After suggesting that Landis, the 2006 Tour de France winner who was stripped of his title after failing a dope test, was someone who bore a grudge, the UCI's president Pat McQuaid changed his stance at a press conference at the Giro d'Italia today.
Landis admitted doping and made allegations against a number of other riders and managers. He also alleged that Lance Armstrong and Johan Bruyneel had paid the UCI to suppress a positive dope test result, something the UCI has strongly denied.
McQuaid said: "The UCI is very concerned about the comments Landis made last week. The UCI, Wada and USADA have spent a lot of money, over $1m, in prosecuting Landis and he has spent a likewise amount of money defending himself over four years. For him to now come out and make these statements is incredible.
"Something I only admitted in a radio interview two days ago is that three or four days after we declared him positive, I called Floyd Landis. I have never done it before or since. I pleaded with Floyd Landis that he should admit his guilt, take his sanction and try to do something good for cycling. He refused to do that and now, four years later, he admits his guilt.
"We take his accusations very seriously.
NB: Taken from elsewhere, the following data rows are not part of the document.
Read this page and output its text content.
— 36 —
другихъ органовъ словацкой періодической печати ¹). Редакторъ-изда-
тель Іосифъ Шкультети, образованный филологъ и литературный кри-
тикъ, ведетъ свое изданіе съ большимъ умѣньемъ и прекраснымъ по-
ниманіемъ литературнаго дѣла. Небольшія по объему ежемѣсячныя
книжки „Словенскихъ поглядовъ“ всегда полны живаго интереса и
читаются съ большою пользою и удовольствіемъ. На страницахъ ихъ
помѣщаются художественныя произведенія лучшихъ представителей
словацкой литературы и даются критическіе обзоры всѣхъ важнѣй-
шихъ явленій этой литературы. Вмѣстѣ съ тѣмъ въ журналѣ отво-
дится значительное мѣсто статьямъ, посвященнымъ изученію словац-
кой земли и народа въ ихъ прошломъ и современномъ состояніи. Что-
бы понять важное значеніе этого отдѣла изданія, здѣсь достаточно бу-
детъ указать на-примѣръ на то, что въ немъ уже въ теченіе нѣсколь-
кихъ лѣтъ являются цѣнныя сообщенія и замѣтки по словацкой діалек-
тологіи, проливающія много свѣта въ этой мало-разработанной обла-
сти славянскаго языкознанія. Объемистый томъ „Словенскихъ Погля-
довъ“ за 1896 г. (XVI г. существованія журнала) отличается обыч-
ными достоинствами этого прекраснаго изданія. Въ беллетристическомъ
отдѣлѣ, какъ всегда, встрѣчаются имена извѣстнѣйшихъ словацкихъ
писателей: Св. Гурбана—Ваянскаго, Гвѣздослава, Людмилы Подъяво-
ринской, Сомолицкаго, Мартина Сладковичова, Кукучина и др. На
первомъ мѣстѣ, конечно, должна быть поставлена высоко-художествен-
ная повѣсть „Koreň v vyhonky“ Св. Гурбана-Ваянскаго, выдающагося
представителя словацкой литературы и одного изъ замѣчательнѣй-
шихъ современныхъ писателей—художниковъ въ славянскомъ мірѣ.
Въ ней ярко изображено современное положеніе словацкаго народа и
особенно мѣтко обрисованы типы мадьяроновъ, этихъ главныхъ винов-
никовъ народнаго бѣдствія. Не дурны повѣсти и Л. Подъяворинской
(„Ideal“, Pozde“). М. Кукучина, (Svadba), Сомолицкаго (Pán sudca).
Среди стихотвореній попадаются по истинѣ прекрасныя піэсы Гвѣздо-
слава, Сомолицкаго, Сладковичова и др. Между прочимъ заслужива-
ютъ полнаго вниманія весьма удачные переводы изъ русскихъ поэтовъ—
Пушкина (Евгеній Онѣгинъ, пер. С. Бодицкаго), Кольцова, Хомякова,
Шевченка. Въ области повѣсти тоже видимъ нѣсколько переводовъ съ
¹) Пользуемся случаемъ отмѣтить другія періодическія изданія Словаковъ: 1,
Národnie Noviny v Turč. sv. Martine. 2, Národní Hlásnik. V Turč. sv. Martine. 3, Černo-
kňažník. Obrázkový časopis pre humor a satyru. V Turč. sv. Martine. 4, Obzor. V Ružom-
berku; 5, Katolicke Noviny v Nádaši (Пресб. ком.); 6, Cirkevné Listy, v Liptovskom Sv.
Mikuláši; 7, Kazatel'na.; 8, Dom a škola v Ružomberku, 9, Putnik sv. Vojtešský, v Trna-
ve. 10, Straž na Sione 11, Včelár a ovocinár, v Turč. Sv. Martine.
I received a copy of the email, I think at the beginning of May. It is the responsibility of the national federation to conduct an investigation and I asked the US federation to begin an inquiry. They requested US Anti-Doping Agency (USADA) to make an inquiry and that is ongoing.
"We have asked Canadian Cycling in the case of Michael Barry, the Australians in the case of Matt White, the Belgians in the case of Johan Bruyneel and the French for John Lelangue.
"One thing we take very seriously is the accusation that the UCI took a bribe to hide a positive by Lance Armstrong in 2001. We've contacted the laboratories who were involved in that time and I have statements from those labs and WADA that supports what I will say. First all all, the lab of Paris, the AFLD [French anti-doping agency], there were three EPO positives between 2001 and 2003. All the reports were sent to the UCI which were also sent to the IOC. At Lausanne [Switzerland] there were 18 [positives for EPO] between 2001 and 2003. Six in 2001, four in 2002 and eight in 2003. All were sent to the IOC and Swiss Olympic Committee. From 2003 onwards, they were also sent to WADA.
"I also have a report from the Tour of Switzerland of 2001 that states that there were no positive results at that edition. All this information supports the information from the UCI and there is no way the UCI could have accepted a bribe. It is just not possible."